The current occupant of the White House is considered a joke and ignorant buffoon throughout the world, and the respect that the USA enjoyed during the Obama Presidency is now gone. Countries throughout the world are coming to the conclusion that the only way forward is to ignore the USA and forge new alliances, and China has been a clear winner in that shift. The most obvious example of this is the UN vote against the USA and the occupant’s dumbassery in recognising Jerusalem as Israel’s capital. Allies of the USA have been explicit that they don’t back the USA on this and they always set an independent foreign policy. Under President Obama, that didn’t happen.

There’s plenty of evidence that the disdain the world has for the current occupant of the White House is now becoming a dislike of the USA itself, that the ridicule that man so richly reserves is also being extended to the entire country—though, so far, mostly to the people who actually voted for him, and the especially the unfortunate souls who still insist on supporting him for some reason.

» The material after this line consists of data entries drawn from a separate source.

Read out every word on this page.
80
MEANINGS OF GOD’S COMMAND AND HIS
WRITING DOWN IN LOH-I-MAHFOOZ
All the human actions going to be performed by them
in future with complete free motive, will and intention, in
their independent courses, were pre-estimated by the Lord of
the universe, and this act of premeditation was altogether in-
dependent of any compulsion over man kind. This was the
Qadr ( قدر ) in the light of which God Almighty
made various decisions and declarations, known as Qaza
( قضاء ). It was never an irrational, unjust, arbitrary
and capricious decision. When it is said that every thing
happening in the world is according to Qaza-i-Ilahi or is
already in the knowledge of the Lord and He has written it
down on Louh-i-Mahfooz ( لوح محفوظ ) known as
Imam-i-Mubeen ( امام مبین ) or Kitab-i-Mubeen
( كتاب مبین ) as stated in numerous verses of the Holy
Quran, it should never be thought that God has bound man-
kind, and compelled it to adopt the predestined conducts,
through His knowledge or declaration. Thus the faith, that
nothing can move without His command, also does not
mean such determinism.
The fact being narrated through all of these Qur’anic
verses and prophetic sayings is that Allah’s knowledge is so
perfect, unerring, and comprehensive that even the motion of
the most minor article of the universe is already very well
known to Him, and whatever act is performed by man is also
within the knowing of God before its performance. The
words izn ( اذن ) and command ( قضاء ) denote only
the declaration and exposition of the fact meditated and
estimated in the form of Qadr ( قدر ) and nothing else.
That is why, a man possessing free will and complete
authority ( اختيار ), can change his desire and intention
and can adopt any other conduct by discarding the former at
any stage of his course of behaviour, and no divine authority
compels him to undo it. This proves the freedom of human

It’ll take a new president to fix all that, but no Republican is capable of it. And that won’t happen in 2018, anyway.

The other report was published on Boxing Day: “17 striking findings from 2017”. There was one crystal clear fact that stands out. summed up in the very first finding: “Partisan divides dwarf demographic differences on key political values”. Time and time and time again, it’s demonstrated that the partisan divide in the USA is deep and seemingly unbridgeable. In the USA in 2017, party identification has become the single best indicator of what a person thinks about any number of issues, such as, among the 17 findings they cite, guns, the role of the newsmedia, the role of universities, whether whites benefit from social advantages blacks don’t benefit from.

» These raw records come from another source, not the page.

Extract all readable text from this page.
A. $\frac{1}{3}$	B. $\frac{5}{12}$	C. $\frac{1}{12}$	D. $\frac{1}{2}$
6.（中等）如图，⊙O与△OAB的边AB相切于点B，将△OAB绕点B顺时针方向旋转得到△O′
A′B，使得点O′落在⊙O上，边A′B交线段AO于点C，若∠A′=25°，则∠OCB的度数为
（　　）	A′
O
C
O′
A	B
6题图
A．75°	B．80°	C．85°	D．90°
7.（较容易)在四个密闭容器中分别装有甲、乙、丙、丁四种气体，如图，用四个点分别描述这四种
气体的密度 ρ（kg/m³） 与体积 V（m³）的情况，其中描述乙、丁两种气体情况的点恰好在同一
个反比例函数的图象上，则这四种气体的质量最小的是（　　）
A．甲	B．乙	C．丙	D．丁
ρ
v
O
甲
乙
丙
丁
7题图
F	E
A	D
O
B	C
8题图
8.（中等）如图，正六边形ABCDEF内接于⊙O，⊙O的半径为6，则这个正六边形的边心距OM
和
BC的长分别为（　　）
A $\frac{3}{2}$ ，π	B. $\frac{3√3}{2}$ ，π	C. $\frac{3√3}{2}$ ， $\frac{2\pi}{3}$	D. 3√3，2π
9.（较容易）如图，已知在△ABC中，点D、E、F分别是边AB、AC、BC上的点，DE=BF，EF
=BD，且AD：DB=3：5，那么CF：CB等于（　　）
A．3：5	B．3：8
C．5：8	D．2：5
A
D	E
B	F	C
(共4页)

There were more general demographic findings, too, but having seen the role that partisan identification plays in the USA, I could imagine how the two different sets would react to those otherwise non-partisan findings. Even so, the more general findings were fascinating in their own right.

And finally, today Gallup published “The American Public in 2017: What We Learned”, essentially a month-by-month review of the various findings Gallup has released, some of which I missed at the time, and would have commented on if I hadn’t. It’s fascinating to read the article through without going to the sources they link to because it provides a sort of timeline of the US stories of 2017.

Taken together, these pieces are a bit more matter-of-fact than a lot of the “year in review” pieces published by news organisations. That figures, though, because they actually list the sort of source data that journalists use in their reporting, but without the, um, additions. For that reason alone, I think they’re not just interesting, but incredibly useful to anyone with an interest in current affairs.

It’s probably good to keep looking forward, in this case, toward the new year about to begin, and, if so, it’s definitely good to look back on the year we’re about to complete. That’s because to truly know where we’re going, we need to understand where we’ve been. News organisations help with that, but source material, like that from Pew and Gallup, can help provide a better, more complete picture than news organisations alone can do. It’s not a question of either/or, it’s about being as broadly informed as possible.

And once we know and understand where we’ve been, we can move to change things for the future. That’s never been more important than right now.